A profile-free non-parametric approach towards generation of synthetic hourly global solar irradiation data from daily totals

Solar radiation is an essential input in the design and operation of many engineering systems. However, access to high-resolution data (hourly or sub-hourly) is usually limited, especially in developing countries, either due to its unavailability or expensive costs. A novel data-driven approach is proposed to predict the hourly global irradiation profiles from the cheaper and more likely available records of daily global irradiation. The proposed approach is based on a prior categorization of hourly observations using the K-means clustering algorithm, followed by non-parametric function approximation using the multi layered perceptron artificial neural network.

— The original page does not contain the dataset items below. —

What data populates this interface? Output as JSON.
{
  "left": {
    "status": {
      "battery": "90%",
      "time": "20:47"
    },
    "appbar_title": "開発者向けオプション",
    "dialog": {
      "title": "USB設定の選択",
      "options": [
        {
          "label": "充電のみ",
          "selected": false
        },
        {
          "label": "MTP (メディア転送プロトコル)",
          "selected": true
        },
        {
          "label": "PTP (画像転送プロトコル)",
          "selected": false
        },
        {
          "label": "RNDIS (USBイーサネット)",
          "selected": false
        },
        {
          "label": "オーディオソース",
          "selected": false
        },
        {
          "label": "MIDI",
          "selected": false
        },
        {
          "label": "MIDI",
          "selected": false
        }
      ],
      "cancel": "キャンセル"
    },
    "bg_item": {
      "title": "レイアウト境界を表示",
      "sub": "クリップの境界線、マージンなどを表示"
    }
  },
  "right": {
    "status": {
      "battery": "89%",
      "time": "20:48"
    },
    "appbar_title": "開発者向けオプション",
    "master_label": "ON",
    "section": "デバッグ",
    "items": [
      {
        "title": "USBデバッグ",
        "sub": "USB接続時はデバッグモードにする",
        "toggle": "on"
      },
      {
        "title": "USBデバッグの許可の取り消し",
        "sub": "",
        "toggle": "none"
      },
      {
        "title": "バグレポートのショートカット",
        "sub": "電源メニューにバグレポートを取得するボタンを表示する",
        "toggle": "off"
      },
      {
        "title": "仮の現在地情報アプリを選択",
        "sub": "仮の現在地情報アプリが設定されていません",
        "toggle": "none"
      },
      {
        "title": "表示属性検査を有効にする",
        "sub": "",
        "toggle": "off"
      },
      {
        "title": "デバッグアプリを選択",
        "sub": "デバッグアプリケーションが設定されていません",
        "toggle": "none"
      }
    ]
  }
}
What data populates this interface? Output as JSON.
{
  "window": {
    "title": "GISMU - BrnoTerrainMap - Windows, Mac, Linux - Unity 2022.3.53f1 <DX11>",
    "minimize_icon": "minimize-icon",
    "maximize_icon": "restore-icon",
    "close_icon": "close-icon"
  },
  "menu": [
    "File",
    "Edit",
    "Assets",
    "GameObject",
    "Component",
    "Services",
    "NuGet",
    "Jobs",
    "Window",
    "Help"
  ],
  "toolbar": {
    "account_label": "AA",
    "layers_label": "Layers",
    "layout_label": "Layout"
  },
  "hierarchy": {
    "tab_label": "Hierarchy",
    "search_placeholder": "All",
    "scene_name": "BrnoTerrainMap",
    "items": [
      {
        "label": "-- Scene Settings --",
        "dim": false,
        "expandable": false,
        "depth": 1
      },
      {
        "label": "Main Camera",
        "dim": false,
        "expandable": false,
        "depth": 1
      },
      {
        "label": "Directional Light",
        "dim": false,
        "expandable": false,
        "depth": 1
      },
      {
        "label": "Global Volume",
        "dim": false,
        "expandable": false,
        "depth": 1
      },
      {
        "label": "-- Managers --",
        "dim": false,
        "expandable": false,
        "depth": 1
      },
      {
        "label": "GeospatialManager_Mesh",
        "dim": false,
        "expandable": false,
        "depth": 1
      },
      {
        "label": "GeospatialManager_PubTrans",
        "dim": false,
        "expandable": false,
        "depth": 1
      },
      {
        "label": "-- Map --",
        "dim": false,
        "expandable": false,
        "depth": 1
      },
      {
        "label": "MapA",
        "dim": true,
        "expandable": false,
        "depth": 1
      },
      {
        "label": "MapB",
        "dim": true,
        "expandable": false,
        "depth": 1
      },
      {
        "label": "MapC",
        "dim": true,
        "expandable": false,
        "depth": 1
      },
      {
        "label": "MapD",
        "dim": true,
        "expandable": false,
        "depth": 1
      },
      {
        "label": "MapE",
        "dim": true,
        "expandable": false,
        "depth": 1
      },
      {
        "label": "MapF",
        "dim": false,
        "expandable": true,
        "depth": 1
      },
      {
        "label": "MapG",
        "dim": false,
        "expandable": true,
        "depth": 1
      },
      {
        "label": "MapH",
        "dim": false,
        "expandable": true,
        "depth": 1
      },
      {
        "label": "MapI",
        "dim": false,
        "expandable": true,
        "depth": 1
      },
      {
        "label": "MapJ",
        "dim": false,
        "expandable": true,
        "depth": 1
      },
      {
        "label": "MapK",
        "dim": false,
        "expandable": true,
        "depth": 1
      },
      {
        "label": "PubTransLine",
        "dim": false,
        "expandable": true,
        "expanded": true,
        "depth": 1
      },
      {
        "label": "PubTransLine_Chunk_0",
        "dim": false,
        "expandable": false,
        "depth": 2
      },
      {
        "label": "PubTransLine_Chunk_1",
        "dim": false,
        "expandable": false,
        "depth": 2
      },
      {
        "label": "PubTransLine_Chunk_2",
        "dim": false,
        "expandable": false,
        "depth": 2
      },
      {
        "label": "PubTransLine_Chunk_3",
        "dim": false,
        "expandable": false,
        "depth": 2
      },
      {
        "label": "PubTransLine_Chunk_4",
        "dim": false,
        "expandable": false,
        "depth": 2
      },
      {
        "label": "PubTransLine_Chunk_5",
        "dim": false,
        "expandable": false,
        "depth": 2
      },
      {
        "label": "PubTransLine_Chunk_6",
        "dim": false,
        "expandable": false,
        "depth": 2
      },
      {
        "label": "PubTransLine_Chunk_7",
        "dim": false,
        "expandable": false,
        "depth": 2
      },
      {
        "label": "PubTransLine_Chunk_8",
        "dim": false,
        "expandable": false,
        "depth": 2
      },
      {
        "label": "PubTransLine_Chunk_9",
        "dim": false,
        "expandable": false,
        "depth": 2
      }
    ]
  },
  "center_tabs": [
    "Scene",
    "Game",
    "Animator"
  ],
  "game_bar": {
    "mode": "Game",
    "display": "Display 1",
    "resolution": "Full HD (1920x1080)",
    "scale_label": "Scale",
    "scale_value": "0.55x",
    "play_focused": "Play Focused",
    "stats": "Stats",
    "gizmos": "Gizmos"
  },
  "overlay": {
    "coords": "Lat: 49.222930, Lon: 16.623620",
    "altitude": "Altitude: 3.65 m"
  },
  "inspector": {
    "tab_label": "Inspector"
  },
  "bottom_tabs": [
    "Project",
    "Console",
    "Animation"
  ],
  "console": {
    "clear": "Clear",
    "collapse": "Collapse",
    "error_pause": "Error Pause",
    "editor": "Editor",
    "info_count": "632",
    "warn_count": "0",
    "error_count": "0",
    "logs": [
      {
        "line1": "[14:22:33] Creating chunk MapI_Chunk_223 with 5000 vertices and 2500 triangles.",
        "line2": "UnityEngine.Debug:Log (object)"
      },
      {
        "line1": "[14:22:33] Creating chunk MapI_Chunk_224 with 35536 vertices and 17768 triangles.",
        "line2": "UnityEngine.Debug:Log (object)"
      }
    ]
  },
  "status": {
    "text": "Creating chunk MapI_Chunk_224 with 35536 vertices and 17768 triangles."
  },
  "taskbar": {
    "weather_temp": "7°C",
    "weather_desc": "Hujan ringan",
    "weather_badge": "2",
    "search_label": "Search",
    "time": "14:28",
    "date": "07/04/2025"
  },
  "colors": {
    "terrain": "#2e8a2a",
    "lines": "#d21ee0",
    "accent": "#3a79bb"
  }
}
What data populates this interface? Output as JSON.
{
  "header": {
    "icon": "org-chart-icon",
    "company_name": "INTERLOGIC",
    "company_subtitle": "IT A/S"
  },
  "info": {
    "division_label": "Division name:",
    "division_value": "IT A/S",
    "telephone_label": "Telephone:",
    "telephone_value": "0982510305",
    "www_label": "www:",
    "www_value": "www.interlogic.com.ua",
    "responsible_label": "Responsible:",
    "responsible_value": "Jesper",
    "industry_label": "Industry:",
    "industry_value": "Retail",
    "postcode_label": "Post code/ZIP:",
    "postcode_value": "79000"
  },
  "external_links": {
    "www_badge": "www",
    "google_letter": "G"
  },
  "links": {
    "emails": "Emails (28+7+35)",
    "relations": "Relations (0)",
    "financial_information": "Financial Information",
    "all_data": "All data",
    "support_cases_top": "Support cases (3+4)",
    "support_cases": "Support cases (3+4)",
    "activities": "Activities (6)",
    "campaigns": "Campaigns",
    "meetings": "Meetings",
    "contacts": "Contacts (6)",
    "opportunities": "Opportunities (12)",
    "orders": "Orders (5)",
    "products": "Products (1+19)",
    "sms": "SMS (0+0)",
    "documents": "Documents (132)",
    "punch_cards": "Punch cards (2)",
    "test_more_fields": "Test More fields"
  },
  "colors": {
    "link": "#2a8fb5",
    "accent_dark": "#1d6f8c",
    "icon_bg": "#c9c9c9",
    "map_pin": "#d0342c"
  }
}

This approach is applied to measured data (130,000 data points) at six locations in the North African Sahara, and the developed models are benchmarked against all existing parametric models in the literature. The artificial neural network-based models outperformed all existing models, with maximum and minimum coefficients of determination of 0.960 and 0.930, respectively. The non-parametric models also captured the true asymmetric profiles of hourly irradiation with enhanced distributions of the residuals. Hence, the suggested models can be used to generate synthetic hourly data for multiple applications, most notably for building energy simulations and scheduling the operation of power generation systems. (c) 2020 Elsevier Ltd. All rights reserved.

Automated summary

A novel data-driven approach was proposed to predict hourly global irradiation profiles from daily global irradiation records in North African Sahara, showing superior accuracy and residual distribution compared to existing models. The method could be applied in various fields including building energy simulation and power system operation scheduling.